Touching on the benefits the centre would bring to Ghanaians, Mr Agyeman-Manu said it would support the nation’s quest to attain Universal Health Coverage (UHC) by 2030, explaining that currently, although Tamale, Cape Coast and Komfo Anokye hospitals were all teaching hospitals, they, together with the regional hospitals, still refer cases relating to urology and nephrology to the KBTH because it was the mother of the teaching hospitals in the country.
The Urology and Nephrology Centre of Excellence at the Korle Bu Teaching Hospital
This, therefore, increases the number of cases relating to those fields that the hospital has to attend to.

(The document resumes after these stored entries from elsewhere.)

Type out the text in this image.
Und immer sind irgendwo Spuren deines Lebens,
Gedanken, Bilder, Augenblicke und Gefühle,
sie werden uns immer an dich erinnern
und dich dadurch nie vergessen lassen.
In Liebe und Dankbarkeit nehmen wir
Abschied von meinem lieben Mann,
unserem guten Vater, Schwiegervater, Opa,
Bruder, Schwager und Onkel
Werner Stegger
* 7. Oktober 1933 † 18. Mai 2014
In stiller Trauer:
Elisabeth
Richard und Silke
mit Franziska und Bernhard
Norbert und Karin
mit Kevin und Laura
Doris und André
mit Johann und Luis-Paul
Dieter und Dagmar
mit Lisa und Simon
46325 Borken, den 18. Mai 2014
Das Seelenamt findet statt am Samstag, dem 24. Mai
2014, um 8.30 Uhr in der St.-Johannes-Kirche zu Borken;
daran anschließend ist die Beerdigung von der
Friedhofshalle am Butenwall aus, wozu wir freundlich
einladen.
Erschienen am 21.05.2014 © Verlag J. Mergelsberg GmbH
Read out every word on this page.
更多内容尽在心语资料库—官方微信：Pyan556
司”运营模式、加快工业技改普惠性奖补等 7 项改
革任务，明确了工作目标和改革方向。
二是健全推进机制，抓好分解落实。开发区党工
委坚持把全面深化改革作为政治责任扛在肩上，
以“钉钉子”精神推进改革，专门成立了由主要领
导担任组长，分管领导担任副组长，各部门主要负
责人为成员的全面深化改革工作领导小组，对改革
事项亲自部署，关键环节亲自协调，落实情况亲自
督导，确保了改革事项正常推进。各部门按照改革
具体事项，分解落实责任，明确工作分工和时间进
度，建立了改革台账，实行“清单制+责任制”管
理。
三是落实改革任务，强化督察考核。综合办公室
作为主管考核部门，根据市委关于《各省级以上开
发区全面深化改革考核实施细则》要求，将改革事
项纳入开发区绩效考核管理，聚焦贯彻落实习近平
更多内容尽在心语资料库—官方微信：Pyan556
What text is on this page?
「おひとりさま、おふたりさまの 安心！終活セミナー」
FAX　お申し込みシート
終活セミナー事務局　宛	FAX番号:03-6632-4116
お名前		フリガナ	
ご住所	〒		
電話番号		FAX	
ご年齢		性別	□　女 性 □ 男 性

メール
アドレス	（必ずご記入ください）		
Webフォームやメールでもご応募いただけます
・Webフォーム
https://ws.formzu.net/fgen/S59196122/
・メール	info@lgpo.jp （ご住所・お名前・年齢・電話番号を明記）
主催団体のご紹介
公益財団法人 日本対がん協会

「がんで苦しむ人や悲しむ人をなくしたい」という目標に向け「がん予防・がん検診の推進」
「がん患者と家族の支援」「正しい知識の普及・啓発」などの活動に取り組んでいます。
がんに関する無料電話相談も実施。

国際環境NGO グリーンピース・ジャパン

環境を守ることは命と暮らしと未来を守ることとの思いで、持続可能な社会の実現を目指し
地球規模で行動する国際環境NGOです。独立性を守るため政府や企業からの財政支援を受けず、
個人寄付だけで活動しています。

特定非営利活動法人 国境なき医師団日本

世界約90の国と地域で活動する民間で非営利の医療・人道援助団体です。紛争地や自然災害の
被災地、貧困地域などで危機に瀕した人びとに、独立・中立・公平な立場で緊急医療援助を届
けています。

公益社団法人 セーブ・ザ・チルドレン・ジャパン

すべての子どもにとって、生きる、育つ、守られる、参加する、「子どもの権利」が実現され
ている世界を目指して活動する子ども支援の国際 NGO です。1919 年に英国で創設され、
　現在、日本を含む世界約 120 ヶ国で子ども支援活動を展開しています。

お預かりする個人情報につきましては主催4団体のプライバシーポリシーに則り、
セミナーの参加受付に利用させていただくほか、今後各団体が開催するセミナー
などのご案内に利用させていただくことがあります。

“I see that centre as something that is coming in to support the nation in terms of health delivery and a liberation in the health expenditure because patients who will not be able to afford the cost of being flown outside the country for similar treatments, can access them here in Ghana at the Korle Bu Teaching Hospital.
Once they are here, they can be assured that they will well be taken care of,” he said.
In the case of kidney transplant, for instance, Mr Agyeman-Manu said when the centre became operational, it would no longer be an issue for patients to transport people outside to donate their kidneys to them.
The Health Minister said the centre would also help the country to conserve the foreign exchange that would otherwise be shipped to other economies when people sought medical care there.
Aside from the clinical services the centre would offer, Mr Agyeman-Manu said it would serve as a place to impact knowledge because doctors, medical students and practitioners could be referred there for research studies.
Giving a background to the establishment of the centre, Mr Agyeman-Manu said the idea to construct the centre was mooted when the three Ghanaian urologists lost their lives in August 2005 through a road traffic crash while returning from an outreach to provide specialist services at a hospital in Sunyani.
The three urologists who lost their lives in that crash were Professor J. K. M. Quartey, Dr Isaac Bentsi and Dr Benjamin Osei-Wiafe.
The fourth person, Professor George Kluffio, survived and is alive and doing well.
At the time of their death, the country did not have sufficient hands and facilities to handle the many cases in that area and that was why the outreach programme was regularly organised.
Following their demise, the Ministry of Health collaborated with the KBTH and a team was set up to mobilise resources for the construction of the centre.
After years of hiccups due to governmental transitions, finally in 2020, President Nana Addo Dankwa Akufo-Addo cut the sod for the construction of the project.